There was still fierce criticism of the control and direction of the RAF. Both the army and the navy were convinced that it was the province of the Chiefs of Staff to advise on the allocation of aircraft and that it was quite unacceptable for the RAF to decide these allocations itself. The argument even reached Parliament where it was being debated whether the continued devotion of a considerable part of the war effort to the building up of the bomber force was the best use of resources. The chances of Bomber Command surviving in its present form were beginning to look very slight.
Then in May Dicken was called to a conference at Harris’ headquarters. That it was important was obvious from the fact that all station commanders and group commanders were present, together with Harris’ Radar Officer, his chief research scientist, his meteorological and intelligence officers and the Group Captain, Operations. Flanked by his Chief Staff Officer, Harris arrived with his peaked cap pulled down over his ginger-grey hair. Unlike the others who all wore battledress, he was dressed in his best blue, his shoulders in their characteristic hunch. Taking off his cap, he handed it to an aide. Around them, as he sat silently in his chair, with his Chief Staff Officer on his right, were the wallboards of station, squadron and aircraft figures.

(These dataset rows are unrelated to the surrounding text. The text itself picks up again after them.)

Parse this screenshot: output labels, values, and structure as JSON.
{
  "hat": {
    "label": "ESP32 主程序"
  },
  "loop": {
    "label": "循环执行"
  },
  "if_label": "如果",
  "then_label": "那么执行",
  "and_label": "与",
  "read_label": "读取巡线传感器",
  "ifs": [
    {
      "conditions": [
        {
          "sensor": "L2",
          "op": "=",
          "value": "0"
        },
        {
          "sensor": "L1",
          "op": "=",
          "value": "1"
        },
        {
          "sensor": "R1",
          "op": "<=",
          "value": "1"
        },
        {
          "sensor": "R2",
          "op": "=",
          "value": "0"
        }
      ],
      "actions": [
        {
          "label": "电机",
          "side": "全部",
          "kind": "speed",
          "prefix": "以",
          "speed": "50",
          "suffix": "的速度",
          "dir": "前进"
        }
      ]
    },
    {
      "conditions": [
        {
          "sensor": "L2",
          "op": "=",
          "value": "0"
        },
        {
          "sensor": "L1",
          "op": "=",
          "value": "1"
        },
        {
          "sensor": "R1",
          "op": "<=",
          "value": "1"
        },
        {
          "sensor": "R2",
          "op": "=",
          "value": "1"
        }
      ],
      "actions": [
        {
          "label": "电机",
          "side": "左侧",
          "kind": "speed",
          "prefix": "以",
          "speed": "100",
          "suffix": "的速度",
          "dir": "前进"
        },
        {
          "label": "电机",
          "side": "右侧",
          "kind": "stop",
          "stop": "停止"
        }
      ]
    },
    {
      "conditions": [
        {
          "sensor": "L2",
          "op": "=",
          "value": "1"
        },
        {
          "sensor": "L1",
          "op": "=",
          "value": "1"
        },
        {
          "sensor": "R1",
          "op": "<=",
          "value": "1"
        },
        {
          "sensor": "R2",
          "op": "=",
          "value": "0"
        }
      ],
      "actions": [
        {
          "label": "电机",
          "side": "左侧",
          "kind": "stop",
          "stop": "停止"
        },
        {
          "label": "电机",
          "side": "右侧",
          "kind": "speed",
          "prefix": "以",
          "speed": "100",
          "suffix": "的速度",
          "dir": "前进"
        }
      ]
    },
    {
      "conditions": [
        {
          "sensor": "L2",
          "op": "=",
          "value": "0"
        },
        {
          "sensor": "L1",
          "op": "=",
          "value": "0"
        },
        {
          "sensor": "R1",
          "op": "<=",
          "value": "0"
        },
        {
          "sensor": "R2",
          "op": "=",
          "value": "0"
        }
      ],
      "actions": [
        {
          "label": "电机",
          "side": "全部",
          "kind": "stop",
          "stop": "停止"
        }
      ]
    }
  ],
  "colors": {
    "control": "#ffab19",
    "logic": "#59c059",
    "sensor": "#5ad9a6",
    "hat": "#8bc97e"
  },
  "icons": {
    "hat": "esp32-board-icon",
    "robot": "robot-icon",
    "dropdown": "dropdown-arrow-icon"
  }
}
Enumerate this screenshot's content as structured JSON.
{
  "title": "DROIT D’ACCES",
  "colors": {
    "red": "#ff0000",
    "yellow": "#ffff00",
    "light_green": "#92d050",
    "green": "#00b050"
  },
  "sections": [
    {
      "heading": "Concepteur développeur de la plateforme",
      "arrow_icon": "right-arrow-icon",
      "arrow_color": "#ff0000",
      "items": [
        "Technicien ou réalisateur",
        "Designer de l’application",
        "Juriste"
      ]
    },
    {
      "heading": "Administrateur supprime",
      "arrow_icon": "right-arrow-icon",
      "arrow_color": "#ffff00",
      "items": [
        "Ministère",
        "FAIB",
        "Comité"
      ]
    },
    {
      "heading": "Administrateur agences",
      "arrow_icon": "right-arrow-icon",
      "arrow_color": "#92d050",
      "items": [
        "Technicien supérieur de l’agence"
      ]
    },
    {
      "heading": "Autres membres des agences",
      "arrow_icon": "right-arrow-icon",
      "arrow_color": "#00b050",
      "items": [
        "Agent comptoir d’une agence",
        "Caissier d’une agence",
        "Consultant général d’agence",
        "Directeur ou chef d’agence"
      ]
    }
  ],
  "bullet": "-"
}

‘We have our “something big”,’ he announced at once. ‘I’ve got you here to explain what it is and to ask what you can contribute.’ He paused for a moment, took a packet of American Camels from his side pocket, tapped it and drew out a cigarette, then, lighting it with a lighter from his other side pocket, pressed it into a stubby cigarette holder. Flattening a chart that lay before him, he looked up.

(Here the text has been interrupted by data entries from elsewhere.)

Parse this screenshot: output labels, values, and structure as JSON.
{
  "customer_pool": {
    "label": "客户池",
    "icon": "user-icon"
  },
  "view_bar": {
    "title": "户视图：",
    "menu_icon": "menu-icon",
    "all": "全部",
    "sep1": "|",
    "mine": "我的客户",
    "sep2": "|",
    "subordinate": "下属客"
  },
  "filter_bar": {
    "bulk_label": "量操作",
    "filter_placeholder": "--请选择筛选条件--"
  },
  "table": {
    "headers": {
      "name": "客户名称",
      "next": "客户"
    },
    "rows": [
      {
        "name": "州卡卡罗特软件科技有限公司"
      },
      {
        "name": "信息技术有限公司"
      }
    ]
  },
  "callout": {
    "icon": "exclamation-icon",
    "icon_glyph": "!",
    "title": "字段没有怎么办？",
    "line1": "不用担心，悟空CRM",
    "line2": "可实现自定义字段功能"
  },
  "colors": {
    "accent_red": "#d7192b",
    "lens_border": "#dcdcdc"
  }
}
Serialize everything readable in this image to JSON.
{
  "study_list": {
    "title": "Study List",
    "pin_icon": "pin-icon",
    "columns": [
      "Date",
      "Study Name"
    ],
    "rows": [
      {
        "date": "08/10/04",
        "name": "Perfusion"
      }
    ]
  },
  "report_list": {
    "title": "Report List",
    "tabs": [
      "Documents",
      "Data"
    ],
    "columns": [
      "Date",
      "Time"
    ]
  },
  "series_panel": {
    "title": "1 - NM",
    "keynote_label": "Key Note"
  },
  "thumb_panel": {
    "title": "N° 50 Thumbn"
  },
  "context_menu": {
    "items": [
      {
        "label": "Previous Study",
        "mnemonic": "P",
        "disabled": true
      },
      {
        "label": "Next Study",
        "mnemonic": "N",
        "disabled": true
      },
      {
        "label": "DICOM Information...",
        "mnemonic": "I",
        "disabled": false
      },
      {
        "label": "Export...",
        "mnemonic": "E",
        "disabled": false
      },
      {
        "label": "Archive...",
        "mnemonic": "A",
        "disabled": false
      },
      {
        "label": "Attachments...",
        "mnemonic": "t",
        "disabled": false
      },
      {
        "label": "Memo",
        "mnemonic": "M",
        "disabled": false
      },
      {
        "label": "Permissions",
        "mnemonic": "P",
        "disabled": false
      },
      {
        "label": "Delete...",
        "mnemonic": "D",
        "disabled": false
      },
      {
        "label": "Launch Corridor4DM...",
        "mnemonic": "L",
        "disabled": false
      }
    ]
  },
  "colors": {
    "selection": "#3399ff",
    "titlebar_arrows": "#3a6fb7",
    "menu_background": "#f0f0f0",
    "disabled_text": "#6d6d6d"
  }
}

‘We’re going to put a thousand bombers in the air over Germany,’ he said. ‘In one raid. On one city. We’re going to obliterate it.’

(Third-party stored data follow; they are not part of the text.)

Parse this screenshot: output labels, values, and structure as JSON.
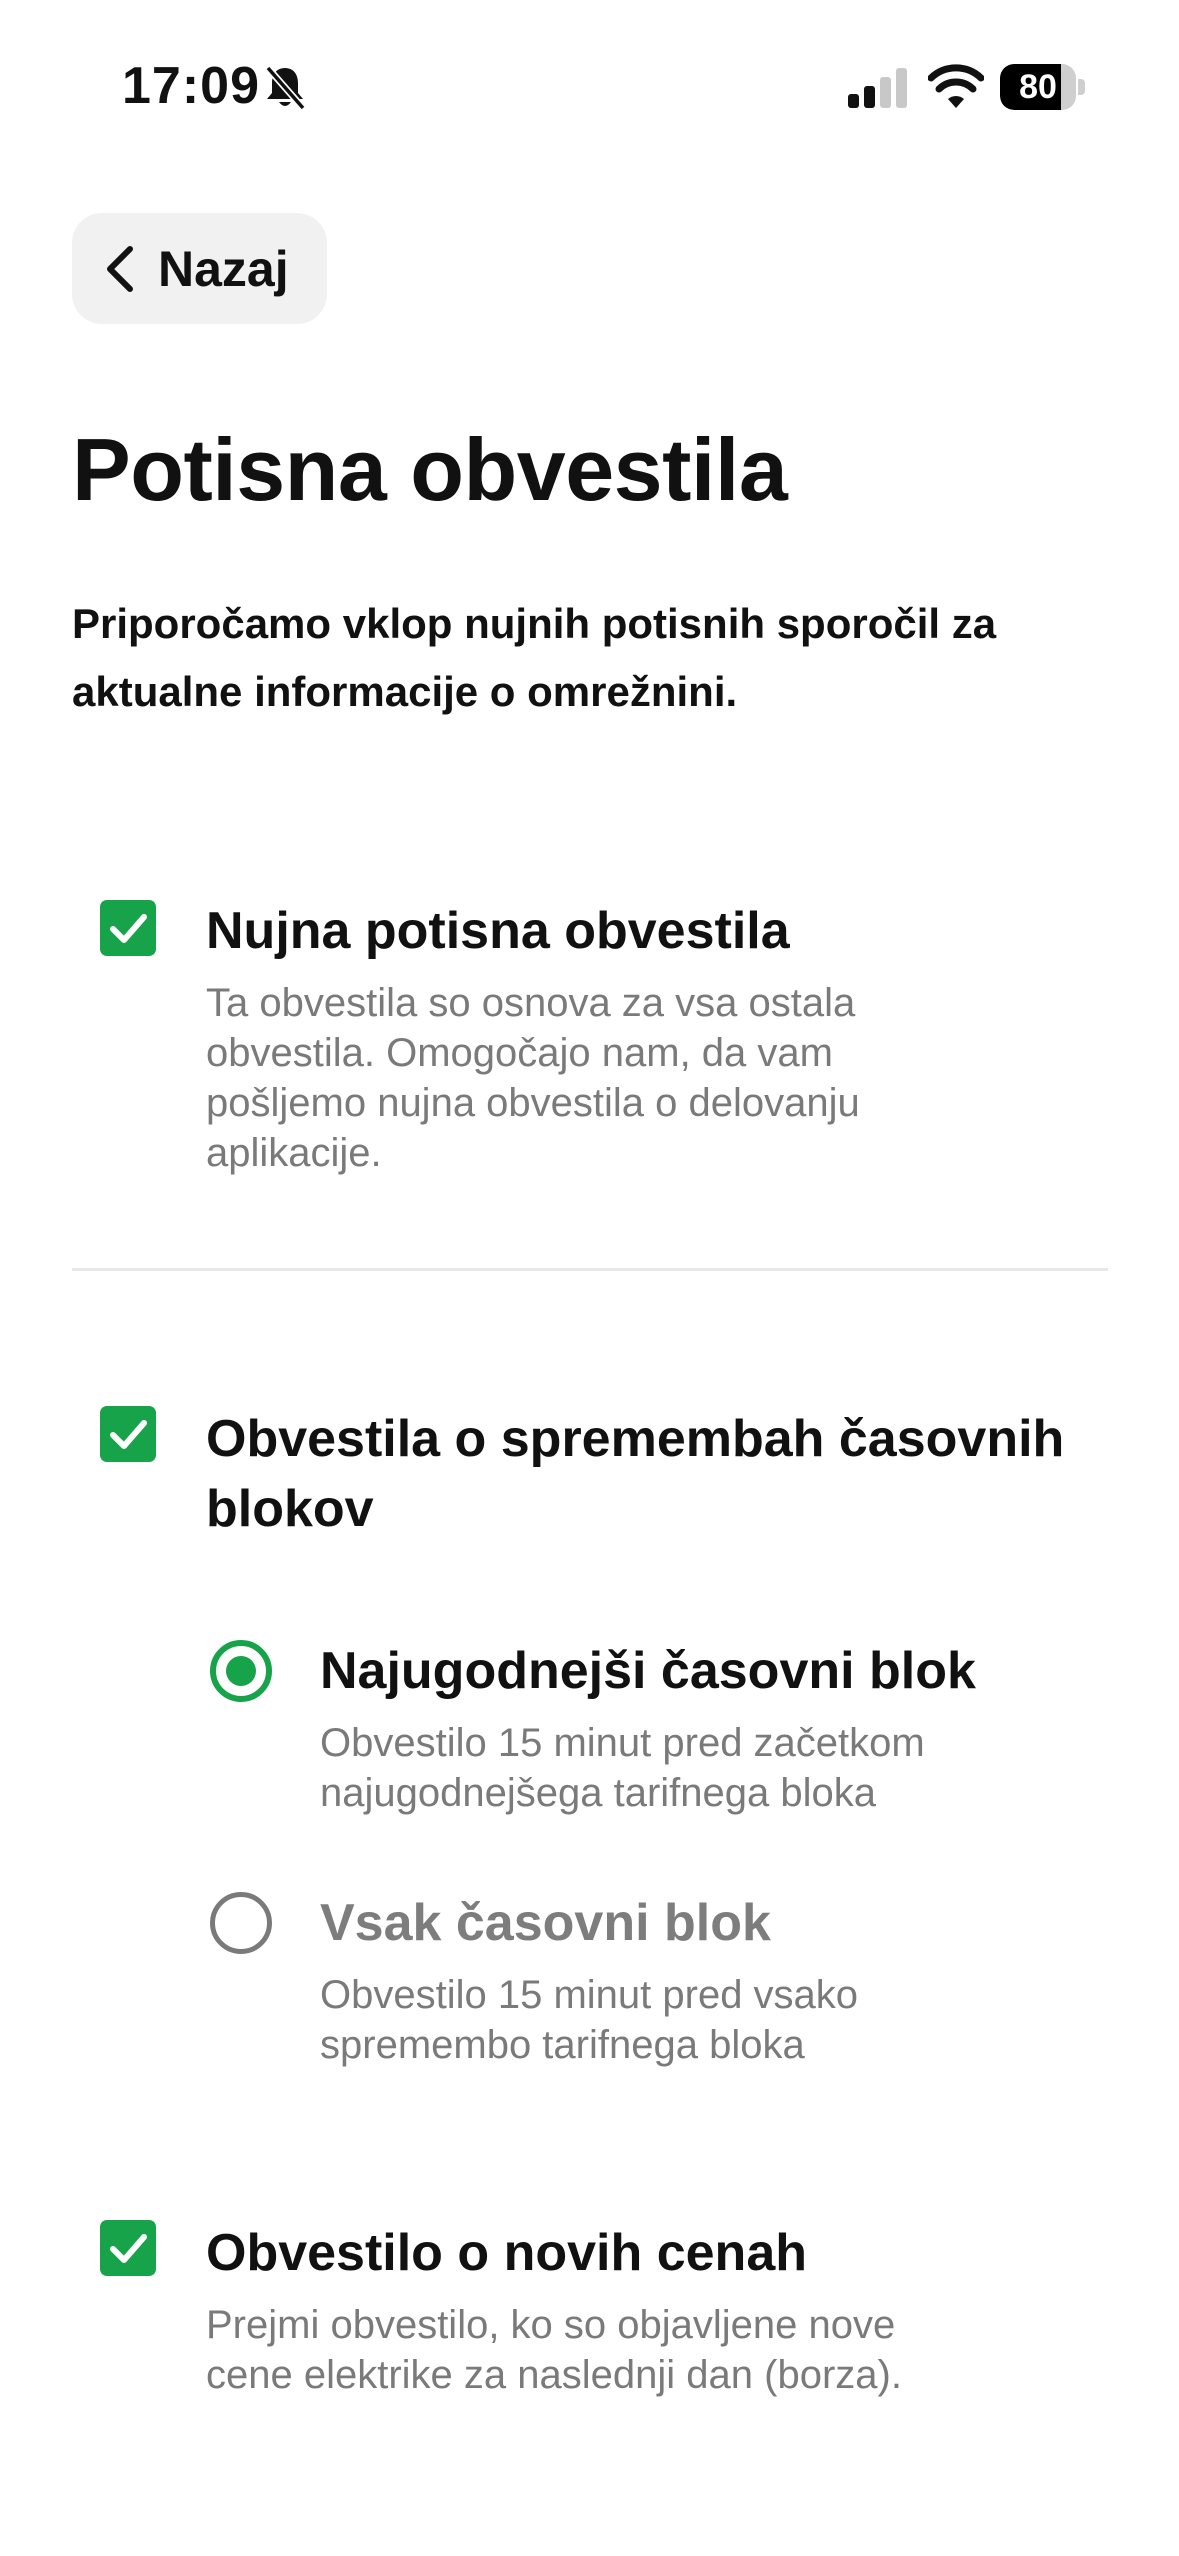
{
  "status_bar": {
    "time": "17:09",
    "battery": "80",
    "battery_level": 0.8
  },
  "nav": {
    "back_label": "Nazaj"
  },
  "page": {
    "title": "Potisna obvestila",
    "intro": "Priporočamo vklop nujnih potisnih sporočil za aktualne informacije o omrežnini."
  },
  "options": {
    "urgent": {
      "checked": true,
      "title": "Nujna potisna obvestila",
      "desc_lines": [
        "Ta obvestila so osnova za vsa ostala",
        "obvestila. Omogočajo nam, da vam",
        "pošljemo nujna obvestila o delovanju",
        "aplikacije."
      ]
    },
    "blocks": {
      "checked": true,
      "title_lines": [
        "Obvestila o spremembah časovnih",
        "blokov"
      ],
      "radios": [
        {
          "selected": true,
          "title": "Najugodnejši časovni blok",
          "desc_lines": [
            "Obvestilo 15 minut pred začetkom",
            "najugodnejšega tarifnega bloka"
          ]
        },
        {
          "selected": false,
          "title": "Vsak časovni blok",
          "desc_lines": [
            "Obvestilo 15 minut pred vsako",
            "spremembo tarifnega bloka"
          ]
        }
      ]
    },
    "prices": {
      "checked": true,
      "title": "Obvestilo o novih cenah",
      "desc_lines": [
        "Prejmi obvestilo, ko so objavljene nove",
        "cene elektrike za naslednji dan (borza)."
      ]
    }
  },
  "colors": {
    "accent": "#17a34a",
    "muted": "#7a7a7a",
    "button_bg": "#f1f1f1"
  },
  "icons": [
    "bell-slash-icon",
    "cellular-signal-icon",
    "wifi-icon",
    "battery-icon",
    "chevron-left-icon",
    "checkmark-icon"
  ]
}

There was a murmur as the message sank in, then Harris continued. ‘I must be the first commander in history to commit the who
le of his first-line strength, his reserves and training back-up in one battle. Failure will mean the end of Bomber Command but, since they’re talking of taking it apart, anyway, we don’t seem to have much to lose. I propose to make use of conversion and training machines, instructors and if necessary pupils. That way we can double our front-line strength to seven hundred plus. The Prime Minister has been informed and, with his support, we shall have transferred back to us all bomber aircraft and crews which have been transferred in the past twelve months to Coastal Command. That adds another 250 machines and brings us within reach of a thousand. The remaining fifty we can raise by using the machines which every squadron already maintains as replacements and by demanding more replacements for machines which have not yet been lost. Any questions?’
There was a moment’s silence as they all absorbed the incredible news. They all knew what it meant and to a man they supported Harris’ action.
‘One, sir.’ It was Howarth. ‘What’s the target?’
Harris looked up over his spectacles. ‘At the moment it rests between Hamburg and Cologne, both of which are easily recognisable. The final decision will be made when we see what the weather does.’
‘When’s it to be, sir.
‘It’ll take three or four days to get the force together, carry out the plan – hopefully, with a back-up raid to follow – and disperse the machines back to their aerodromes. A full moon’s desirable – perhaps even essential – which makes it between May 26 and 30. That would be just about right. We can’t afford too long a delay because of security.’
Nobody spoke and Harris continued. The problems of using so large a force would be greatly simplified by the use of Gee, the radar guide to the target, and Gee-equipped aircraft would drop markers.
‘We expect to have four hundred aircraft so equipped.’ Harris said. ‘Including Lancasters, Halifaxes and Stirlings of the conversion units.’
He took off his half-spectacles and began polishing them. Howarth spoke again.